Immer der Nase nach
Mein guter Freund Salomon, der bereits auf die dreissig
zusteuert und den ich aus meiner Militärzeit kenne, lehrte mich eines: Wenn du
nicht mehr weiterweisst im Leben, geh immer der Nase nach. Egal was geschieht,
deine Nase bleibt dir erhalten und weist dir den Weg gen vorne, weiter hinein
ins gute und glückliche Sein. Vorhang auf!
Im Dezember des letzten Jahres hatte ich den Entschluss gefasst mit dem Velo von Untervaz im Churer Rheintal aus nach Tarifa am Atlantik in Südspanien zu fahren. Es war ein Entschluss, der über einige Wochen hinweg gereift war und sich schliesslich in folgendem Plan manifestierte: Ich wollte innert zweier Monate zweitausendfünfhundert Kilometer Strasse mit dem Fahrrad erfahren. Hinzu kamen noch einige Tausend Höhenmeter. Im Winter. Irgendwann zur Mitte des Dezembers hin war ich abfahrbereit und winkte den Hinterbliebenen ein letztes Mal vom Sattel aus und blickte dann gen vorne in eine ungewisse Zukunft. So fuhr ich von Untervaz aus am Walensee entlang nach Rapperswil, wo ich auf einem Rastplatz zwischen Zuggleis und See mein Zelt für die Nacht aufschlug. Ein Grieche in mittleren Jahren und einem Leuchten in den Augen hielt auf seinem Spaziergang inne und wir kamen ins Gespräch. Mir war als sähe ich eine neue Welt. Der Grieche, der als Koch in Davos und in noblen Zürcher Restaurants Menus zubereitete, sagte folgendes was mich tief in meinem Inneren berührte: «Das Leben in der Schweiz ist schön und gut und sehr sicher. Die Arbeit ist sicher, die Wirtschaft nicht am Boden wie bei mir zuhause in Griechenland. Doch eines fehlt den Schweizern.» Für die Leserschaft merke ich an, dass es Dezember 2021 war, eine Zeit als die rechtswidrigen Massnahmen und Einschränkungen unseres heissgeliebten Bundesrats noch galten. «Den Schweizern fehlt», fuhr der Grieche fort, «der Sinn zum Ungehorsam gegen eine korrupte Landesführung. In Griechenland ist die Regierung und was sonst noch zur Landesführung zählt zum Teil käuflich und die Bevölkerung weiss dies. Doch hier in der reichen Schweiz, sei den Leuten nicht bewusst, dass auch ihre eigene Regierung allem Anschein nach zum Trotz auch käuflich sein könnte und zum Teil sicherlich auch ist.» Wir sprachen noch über dieses und jenes und irgendwann ging der Grieche weiter seines Weges und ich kochte mir an meinem ersten Abend der Veloreise etwas was der Grieche sicher besser gekocht hätte.
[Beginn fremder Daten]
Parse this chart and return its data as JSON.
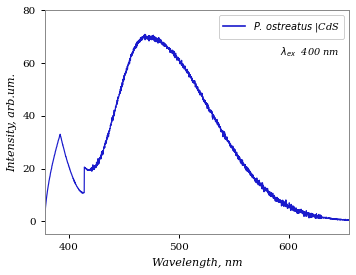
{
  "line_color": "#1a1acc",
  "xlabel": "Wavelength, nm",
  "ylabel": "Intensity, arb.um.",
  "xlim": [
    378,
    655
  ],
  "ylim": [
    -5,
    80
  ],
  "yticks": [
    0,
    20,
    40,
    60,
    80
  ],
  "xticks": [
    400,
    500,
    600
  ],
  "legend_line1": "$P.\\,ostreatus$ |CdS",
  "legend_line2": "$\\lambda_{ex}$  400 nm",
  "peak_wavelength": 470,
  "background_color": "#ffffff",
  "spine_color": "#888888"
}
Es war eine erste Begegnung auf dieser Reise mit einem Menschen, der in einem anderen Bewusstsein lebt. Ich weiss noch, wie glücklich ich war nicht ohne Gespräch zu einem unbekannten Menschen den ersten Tag der Radreise gen Süden an die Wärme abschliessen zu können. Es gab mir das Gefühl auf meinem Weg in die Ferne angekommen zu sein und erfüllte mich mit einer stillen Zufriedenheit. Als ich am nächsten Morgen meine Reise fortsetzte, hatte sich dieses Gefühl in mir gefestigt. Mir war klar geworden, dass es nicht Landschaften waren, die das Leben ausmachten. In erster Linie waren es die Begegnungen mit den Menschen dieser Welt, die uns den Glanz von Wald und Wiese, Wellen und Wind offenbarten. Mein weiterer Weg der Radreise führte mich über die Stadt Zürich, nach Baden bis zum Kernkraftwerk in Niedergösgen.
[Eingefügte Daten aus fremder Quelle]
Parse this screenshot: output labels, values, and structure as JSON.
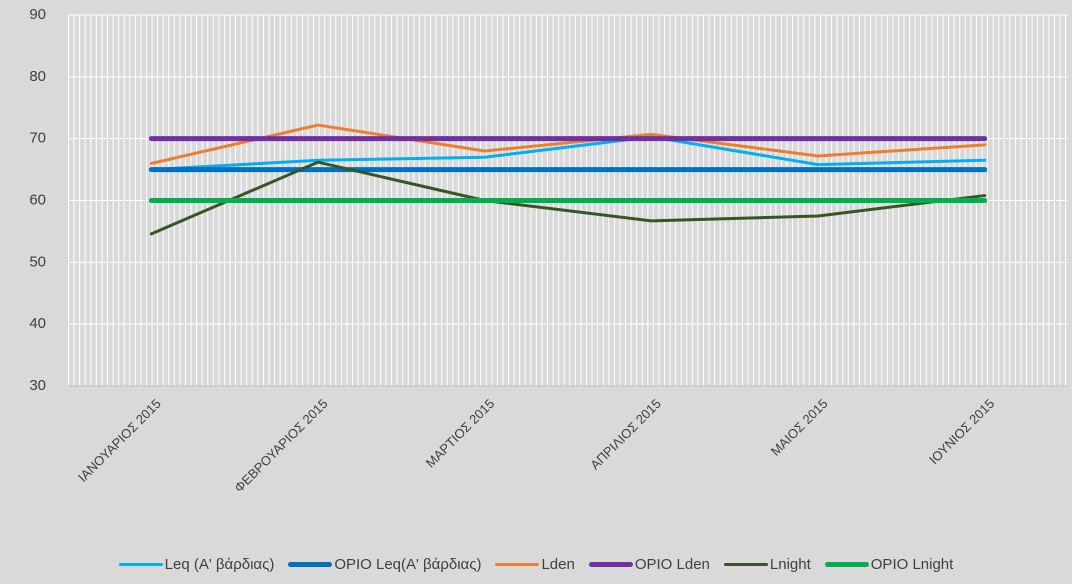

In einem Wald ganz in der Nähe des Kernkraftwerks baute ich mein Zelt auf. Mir war unwohl in einer Umgebung zu nächtigen, wo in unmittelbarer Nähe ein stromerzeugendes Kraftwerk stand, dass im schlimmsten Fall die ganze Schweiz über Jahrzehnte oder Jahrhunderte hinweg verseuchen könnte. Es war die Begegnung mit der Angst, welche diese Nacht speziell machten. Ich dachte, was wäre wenn... gerade heute Nacht im Kraftwerk etwas geschieht? Zum Glück war ich so müde vom vielen Fahren, dass sich eine stille Gleichgültigkeit gegenüber «was wäre wenn» entwickelte. Immer der Nase nach, ich war ein Typ der auf die Dinge reagiert, so wie sie sich entwickelten. Also hörte ich auf mich zu sorgen und schlief schliesslich zufrieden ein.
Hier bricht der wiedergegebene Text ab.